THERE'S ALWAYS A FESTIVAL SOMEWHERE
This weekend is Oxjam, 28 national all-dayers featuring a total of nearly 900 bands and DJs in over 160 venues. We promised we'd give it a mention, but in reality pretty much all of them are overfull of 'unsigned' locals taking a break from being second on the bill somewhere local every single week, and we can ignore those. Send a direct debit to Oxfam yourselves and instead go to Nottingham for the annual Hockley Hustle, also for charity but featuring booking invention across its 30 venues. The Bodega Social, for instance, is putting on a day of local bands playing at being their inspirations, including Nephu Huzzband as ...Trail Of Dead, Stop Eject as Nirvana, Slowcoaches as Pixies and Bronze Medals as Refused.

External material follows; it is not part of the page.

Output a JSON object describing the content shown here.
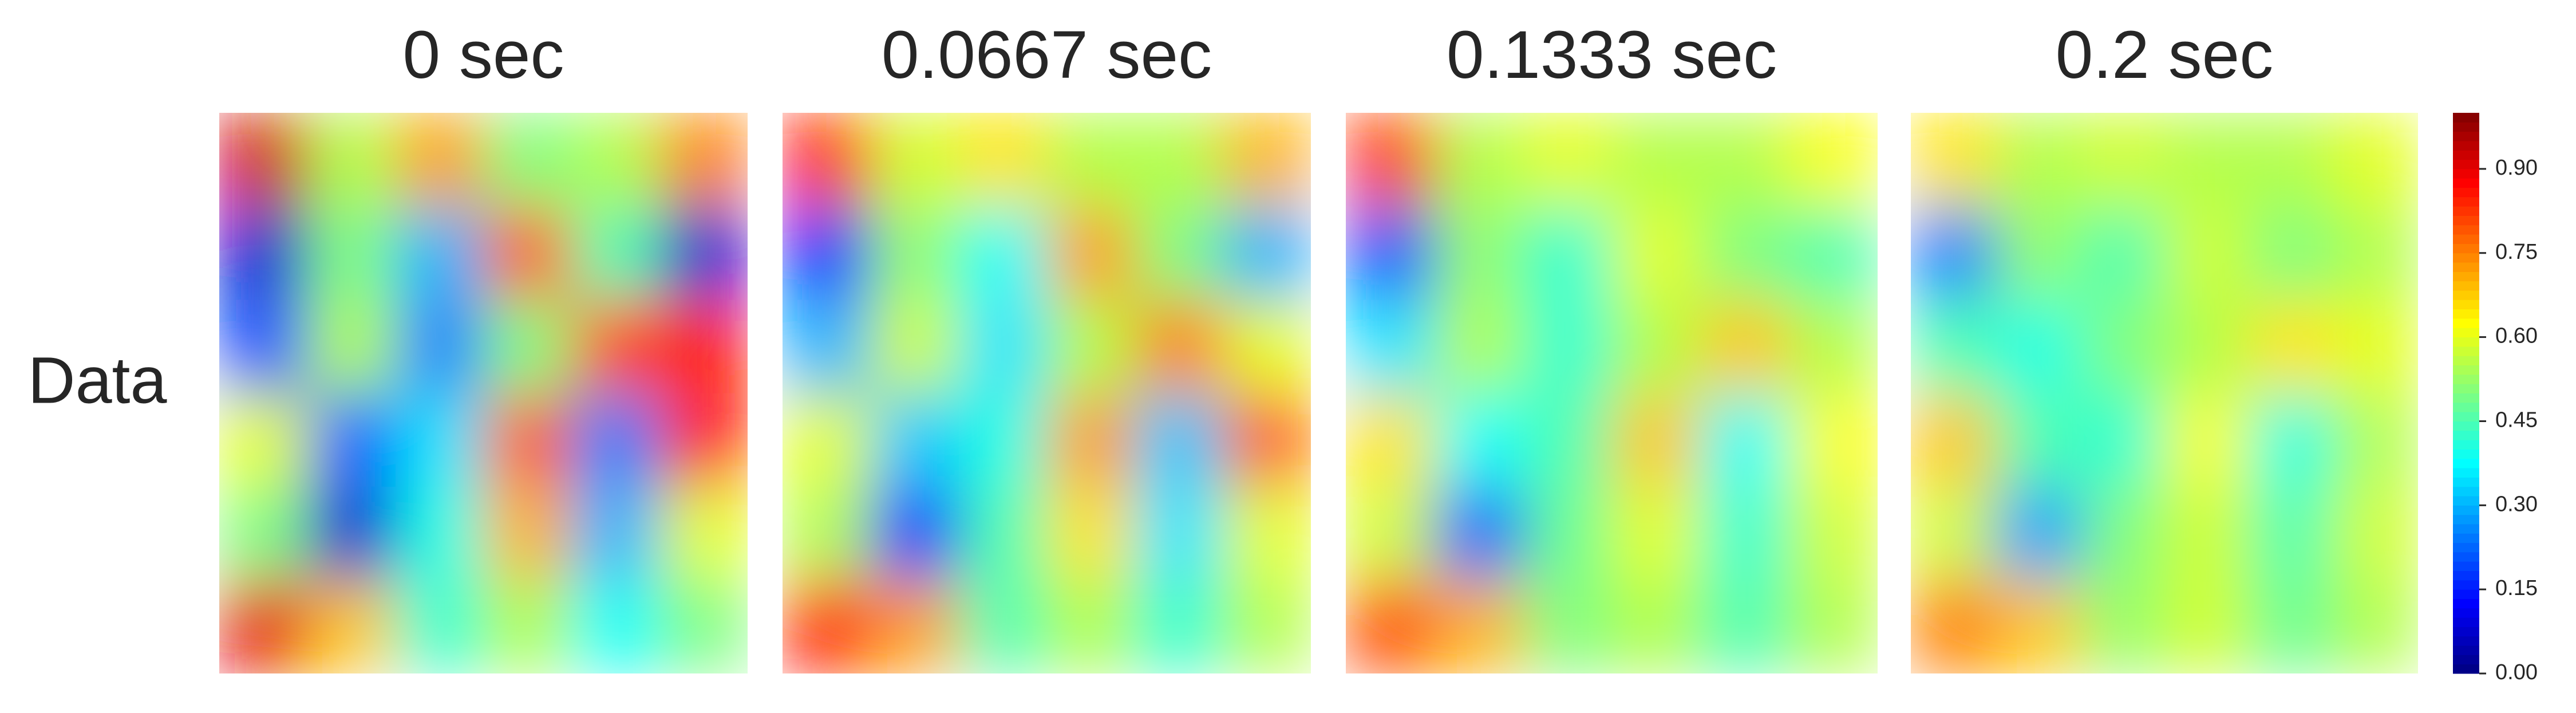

Buttonpusher take on Bunkers Hill with Talons, Buenos Aires, Illness, Double Handsome Dragons and Sir Yes Sir; My First Tooth headline at Lee Rosy's; and Hello Thor take over Jam Cafe and bring Moscow Youth Cult, Over The Wall, Japanese Sleepers and Mexican Kids At Home. There's also a band somewhere about called Arse Full Of Chips. We dare not ask. Next weekend? Battersea Power Station hosts something called the Freeze Festival, which seems to be some bands playing to next to nobody next to some snowboarders. So there's your Roni Size, Hadouken! and a headline DJ set from Pendulum, but headliner Mark Ronson has sneaked Rose Elinor Dougall onto the bill, because surely what better soundtrack is there for wildcats and McTwists then Casiotone shoegaze? There must have been some misunderstanding on Relentless' own stage on Sunday night too, as between ragga metallers Skindred and straight up pop-punks Fenix TX come Dananananaykroyd, a band we personally haven't seen live for just too long now, and whose set will probably contain more high stakes agility than the entire big air competition.
Tomorrow, remember to Keep It Peel. And in view of such, Dandelion Radio has opened the voting for this year's Festive 50.